In 1951, the UNESCO concluded that that there was no biological evidence for race, and race as a biological object became an anathema. In biomedical research population became the dominant concept and race was relegated to the domain of bad science.
In addition, assumed biological differences in social research and critical theory were combated with the dictum “not in our genes”. Differences and similarities between groups of people were thus mainly studied in terms of social, economic, geographic or cultural variables. However, with the emergence of large-scale genetic research in the 1990s and the growing importance of the life sciences, it seems that the concept of race is back with a vengeance.
Today, race is being made relevant in a variety of fields such as medical practice and biomedical research, behavioral genetics and forensic policing, genetic genealogy and descent.

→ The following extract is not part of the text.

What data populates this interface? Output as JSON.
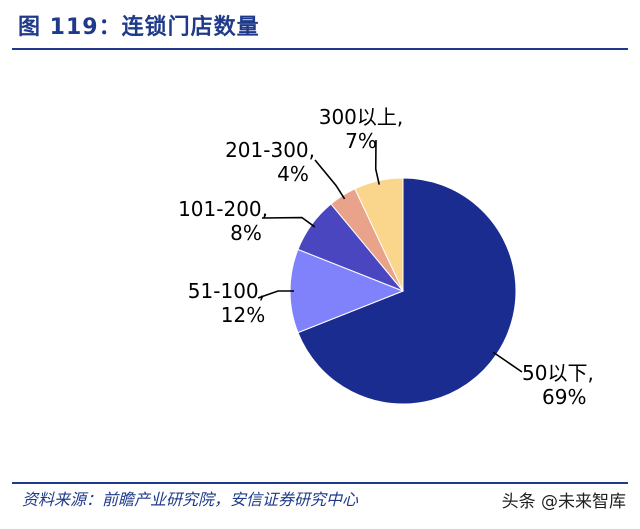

Given the growing relevance of this historically invested, politicized and uneasy concept, social scientists cannot but relate to race as an object of research. But how to do this in a manner that does not 'lock-up' differences in the body, the gene, or, the brain? What can we learn from other fields, such as gender studies and scholarship on sex-differences, or social studies of medicine, about the constructed and fluid nature of 'biological' phenomena?

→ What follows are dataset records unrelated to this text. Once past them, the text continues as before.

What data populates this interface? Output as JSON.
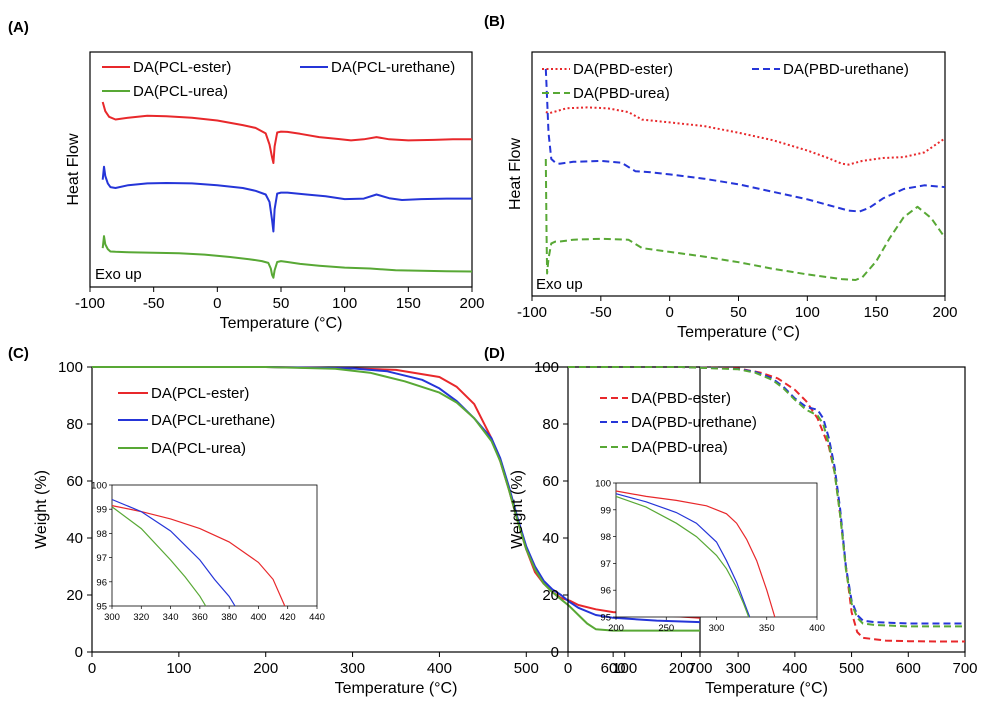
{
  "colors": {
    "red": "#e8282b",
    "blue": "#2535d8",
    "green": "#58a835",
    "axis": "#000000"
  },
  "chart_data": [
    {
      "panel": "(A)",
      "type": "line",
      "xlabel": "Temperature (°C)",
      "ylabel": "Heat Flow",
      "xlim": [
        -100,
        200
      ],
      "xticks": [
        -100,
        -50,
        0,
        50,
        100,
        150,
        200
      ],
      "note": "Exo up",
      "legend_placement": "top",
      "series": [
        {
          "name": "DA(PCL-ester)",
          "color": "red",
          "dash": "solid",
          "x": [
            -90,
            -88,
            -85,
            -80,
            -70,
            -55,
            -40,
            -20,
            0,
            20,
            30,
            38,
            41,
            43,
            44,
            45,
            47,
            50,
            55,
            65,
            80,
            95,
            105,
            115,
            125,
            135,
            150,
            170,
            185,
            200
          ],
          "y": [
            8.8,
            8.3,
            8.0,
            7.85,
            7.95,
            8.05,
            8.03,
            7.95,
            7.8,
            7.55,
            7.4,
            7.1,
            6.5,
            5.8,
            5.5,
            6.4,
            7.15,
            7.2,
            7.18,
            7.08,
            6.9,
            6.8,
            6.72,
            6.78,
            6.9,
            6.78,
            6.72,
            6.75,
            6.78,
            6.78
          ]
        },
        {
          "name": "DA(PCL-urethane)",
          "color": "blue",
          "dash": "solid",
          "x": [
            -90,
            -89,
            -88,
            -86,
            -84,
            -80,
            -70,
            -55,
            -40,
            -20,
            0,
            20,
            30,
            38,
            41,
            43,
            44,
            45,
            47,
            50,
            55,
            70,
            85,
            100,
            115,
            125,
            135,
            145,
            160,
            180,
            200
          ],
          "y": [
            4.6,
            5.3,
            4.8,
            4.4,
            4.2,
            4.15,
            4.3,
            4.4,
            4.42,
            4.4,
            4.3,
            4.15,
            4.0,
            3.8,
            3.4,
            2.4,
            1.8,
            3.0,
            3.85,
            3.9,
            3.9,
            3.8,
            3.7,
            3.55,
            3.58,
            3.8,
            3.6,
            3.5,
            3.55,
            3.58,
            3.58
          ]
        },
        {
          "name": "DA(PCL-urea)",
          "color": "green",
          "dash": "solid",
          "x": [
            -90,
            -89,
            -88,
            -86,
            -84,
            -80,
            -70,
            -50,
            -30,
            -10,
            10,
            25,
            35,
            40,
            42,
            43,
            44,
            45,
            47,
            50,
            55,
            65,
            80,
            100,
            120,
            140,
            160,
            180,
            200
          ],
          "y": [
            0.9,
            1.55,
            1.1,
            0.85,
            0.72,
            0.7,
            0.68,
            0.65,
            0.62,
            0.55,
            0.42,
            0.3,
            0.2,
            0.1,
            -0.2,
            -0.55,
            -0.7,
            -0.3,
            0.15,
            0.2,
            0.15,
            0.05,
            -0.05,
            -0.15,
            -0.2,
            -0.3,
            -0.32,
            -0.35,
            -0.36
          ]
        }
      ]
    },
    {
      "panel": "(B)",
      "type": "line",
      "xlabel": "Temperature (°C)",
      "ylabel": "Heat Flow",
      "xlim": [
        -100,
        200
      ],
      "xticks": [
        -100,
        -50,
        0,
        50,
        100,
        150,
        200
      ],
      "note": "Exo up",
      "legend_placement": "top",
      "series": [
        {
          "name": "DA(PBD-ester)",
          "color": "red",
          "dash": "dotted",
          "x": [
            -90,
            -87,
            -82,
            -75,
            -60,
            -45,
            -30,
            -20,
            0,
            25,
            50,
            75,
            100,
            115,
            125,
            130,
            140,
            155,
            170,
            185,
            200
          ],
          "y": [
            8.3,
            8.25,
            8.35,
            8.5,
            8.55,
            8.5,
            8.3,
            7.9,
            7.75,
            7.55,
            7.2,
            6.8,
            6.25,
            5.85,
            5.55,
            5.5,
            5.7,
            5.85,
            5.9,
            6.15,
            6.9
          ]
        },
        {
          "name": "DA(PBD-urethane)",
          "color": "blue",
          "dash": "dashed",
          "x": [
            -90,
            -89,
            -88,
            -86,
            -83,
            -80,
            -70,
            -50,
            -35,
            -25,
            -15,
            0,
            25,
            50,
            75,
            100,
            115,
            130,
            138,
            145,
            155,
            170,
            185,
            200
          ],
          "y": [
            10.6,
            9.0,
            7.2,
            5.8,
            5.6,
            5.55,
            5.65,
            5.7,
            5.6,
            5.15,
            5.1,
            4.98,
            4.75,
            4.45,
            4.05,
            3.65,
            3.35,
            3.05,
            3.0,
            3.2,
            3.7,
            4.2,
            4.4,
            4.3
          ]
        },
        {
          "name": "DA(PBD-urea)",
          "color": "green",
          "dash": "dashed",
          "x": [
            -90,
            -89.5,
            -89,
            -88,
            -86,
            -83,
            -80,
            -70,
            -50,
            -30,
            -20,
            -10,
            0,
            25,
            50,
            75,
            100,
            125,
            135,
            140,
            150,
            160,
            170,
            180,
            190,
            200
          ],
          "y": [
            5.8,
            2.0,
            -0.3,
            0.5,
            1.3,
            1.4,
            1.4,
            1.5,
            1.55,
            1.5,
            1.05,
            0.95,
            0.85,
            0.6,
            0.3,
            -0.05,
            -0.35,
            -0.6,
            -0.65,
            -0.5,
            0.35,
            1.6,
            2.7,
            3.25,
            2.65,
            1.6
          ]
        }
      ]
    },
    {
      "panel": "(C)",
      "type": "line",
      "xlabel": "Temperature (°C)",
      "ylabel": "Weight (%)",
      "xlim": [
        0,
        700
      ],
      "ylim": [
        0,
        100
      ],
      "xticks": [
        0,
        100,
        200,
        300,
        400,
        500,
        600,
        700
      ],
      "yticks": [
        0,
        20,
        40,
        60,
        80,
        100
      ],
      "legend_placement": "top-left",
      "series": [
        {
          "name": "DA(PCL-ester)",
          "color": "red",
          "dash": "solid",
          "x": [
            0,
            200,
            300,
            350,
            400,
            420,
            440,
            460,
            470,
            480,
            490,
            500,
            510,
            520,
            530,
            540,
            550,
            560,
            580,
            600,
            650,
            700
          ],
          "y": [
            100,
            100,
            99.5,
            99,
            96.5,
            93,
            87,
            75,
            67,
            57,
            46,
            36,
            28,
            24,
            21,
            19,
            18,
            16.5,
            15,
            14,
            13,
            12
          ]
        },
        {
          "name": "DA(PCL-urethane)",
          "color": "blue",
          "dash": "solid",
          "x": [
            0,
            200,
            300,
            340,
            380,
            400,
            420,
            440,
            460,
            470,
            480,
            490,
            500,
            510,
            520,
            530,
            540,
            550,
            560,
            580,
            600,
            650,
            700
          ],
          "y": [
            100,
            100,
            99.5,
            98.5,
            95.5,
            92.5,
            88,
            82,
            75,
            68,
            58,
            47,
            37,
            30,
            25,
            22,
            20,
            17.5,
            15.5,
            13,
            12,
            11,
            10.5
          ]
        },
        {
          "name": "DA(PCL-urea)",
          "color": "green",
          "dash": "solid",
          "x": [
            0,
            200,
            280,
            320,
            360,
            400,
            420,
            440,
            460,
            470,
            480,
            490,
            500,
            510,
            520,
            530,
            540,
            550,
            560,
            570,
            580,
            600,
            650,
            700
          ],
          "y": [
            100,
            100,
            99.4,
            98,
            95,
            91,
            87.5,
            82,
            74,
            67,
            57,
            46,
            36,
            29,
            24,
            21,
            18.5,
            16,
            13,
            10,
            8,
            7.5,
            7.5,
            7.5
          ]
        }
      ],
      "inset": {
        "xlim": [
          300,
          440
        ],
        "ylim": [
          95,
          100
        ],
        "xticks": [
          300,
          320,
          340,
          360,
          380,
          400,
          420,
          440
        ],
        "yticks": [
          95,
          96,
          97,
          98,
          99,
          100
        ],
        "series": [
          {
            "color": "red",
            "x": [
              300,
              320,
              340,
              360,
              380,
              400,
              410,
              418
            ],
            "y": [
              99.15,
              98.9,
              98.6,
              98.2,
              97.65,
              96.8,
              96.1,
              95
            ]
          },
          {
            "color": "blue",
            "x": [
              300,
              320,
              340,
              360,
              370,
              380,
              384
            ],
            "y": [
              99.4,
              98.9,
              98.1,
              96.9,
              96.1,
              95.4,
              95
            ]
          },
          {
            "color": "green",
            "x": [
              300,
              320,
              340,
              350,
              360,
              364
            ],
            "y": [
              99.1,
              98.2,
              96.9,
              96.2,
              95.4,
              95
            ]
          }
        ]
      }
    },
    {
      "panel": "(D)",
      "type": "line",
      "xlabel": "Temperature (°C)",
      "ylabel": "Weight (%)",
      "xlim": [
        0,
        700
      ],
      "ylim": [
        0,
        100
      ],
      "xticks": [
        0,
        100,
        200,
        300,
        400,
        500,
        600,
        700
      ],
      "yticks": [
        0,
        20,
        40,
        60,
        80,
        100
      ],
      "legend_placement": "top-left",
      "series": [
        {
          "name": "DA(PBD-ester)",
          "color": "red",
          "dash": "dashed",
          "x": [
            0,
            200,
            300,
            340,
            370,
            400,
            420,
            440,
            460,
            470,
            480,
            490,
            500,
            510,
            520,
            540,
            560,
            600,
            650,
            700
          ],
          "y": [
            100,
            100,
            99.5,
            98,
            96,
            92,
            88,
            82,
            72,
            63,
            48,
            30,
            14,
            7,
            5,
            4.5,
            4,
            3.8,
            3.7,
            3.7
          ]
        },
        {
          "name": "DA(PBD-urethane)",
          "color": "blue",
          "dash": "dashed",
          "x": [
            0,
            200,
            300,
            330,
            360,
            380,
            400,
            420,
            440,
            450,
            460,
            470,
            480,
            490,
            500,
            510,
            520,
            540,
            600,
            700
          ],
          "y": [
            100,
            100,
            99.3,
            98.3,
            96,
            93,
            89,
            86,
            85,
            82,
            75,
            65,
            50,
            30,
            18,
            13,
            11,
            10.5,
            10,
            10
          ]
        },
        {
          "name": "DA(PBD-urea)",
          "color": "green",
          "dash": "dashed",
          "x": [
            0,
            200,
            300,
            330,
            360,
            380,
            400,
            420,
            440,
            450,
            460,
            470,
            480,
            490,
            500,
            510,
            520,
            540,
            600,
            700
          ],
          "y": [
            100,
            100,
            99.2,
            98,
            95.5,
            92.5,
            88.5,
            85,
            83,
            80,
            73,
            63,
            48,
            29,
            17,
            12,
            10,
            9.5,
            9,
            9
          ]
        }
      ],
      "inset": {
        "xlim": [
          200,
          400
        ],
        "ylim": [
          95,
          100
        ],
        "xticks": [
          200,
          250,
          300,
          350,
          400
        ],
        "yticks": [
          95,
          96,
          97,
          98,
          99,
          100
        ],
        "series": [
          {
            "color": "red",
            "x": [
              200,
              230,
              260,
              290,
              310,
              320,
              330,
              340,
              350,
              358
            ],
            "y": [
              99.7,
              99.5,
              99.35,
              99.15,
              98.85,
              98.5,
              97.9,
              97.1,
              96,
              95
            ]
          },
          {
            "color": "blue",
            "x": [
              200,
              230,
              260,
              280,
              300,
              310,
              320,
              327,
              333
            ],
            "y": [
              99.6,
              99.3,
              98.9,
              98.5,
              97.8,
              97.1,
              96.3,
              95.6,
              95
            ]
          },
          {
            "color": "green",
            "x": [
              200,
              230,
              260,
              280,
              300,
              310,
              320,
              327,
              332
            ],
            "y": [
              99.5,
              99.1,
              98.5,
              98,
              97.3,
              96.8,
              96.1,
              95.5,
              95
            ]
          }
        ]
      }
    }
  ]
}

In the seminar series ‘Ir/relevance of Race in Science and Society’ we discuss the relevance and irrelevance of race as an object and concept of research in order to explore ways to talk about race without naturalizing differences. How can we speak about race and study it without reproducing and feeding into racism? In the seminar we are interested in the various guises of race in the European context and in exploring when and how populations, religions, and cultures become naturalized and racialized.
The seminars were previously convened by prof. Amade M'charek and the programme group Health, Care and the Body. Since 2019 they are convened by the Amsterdam Institute for Social Science Research (AISSR).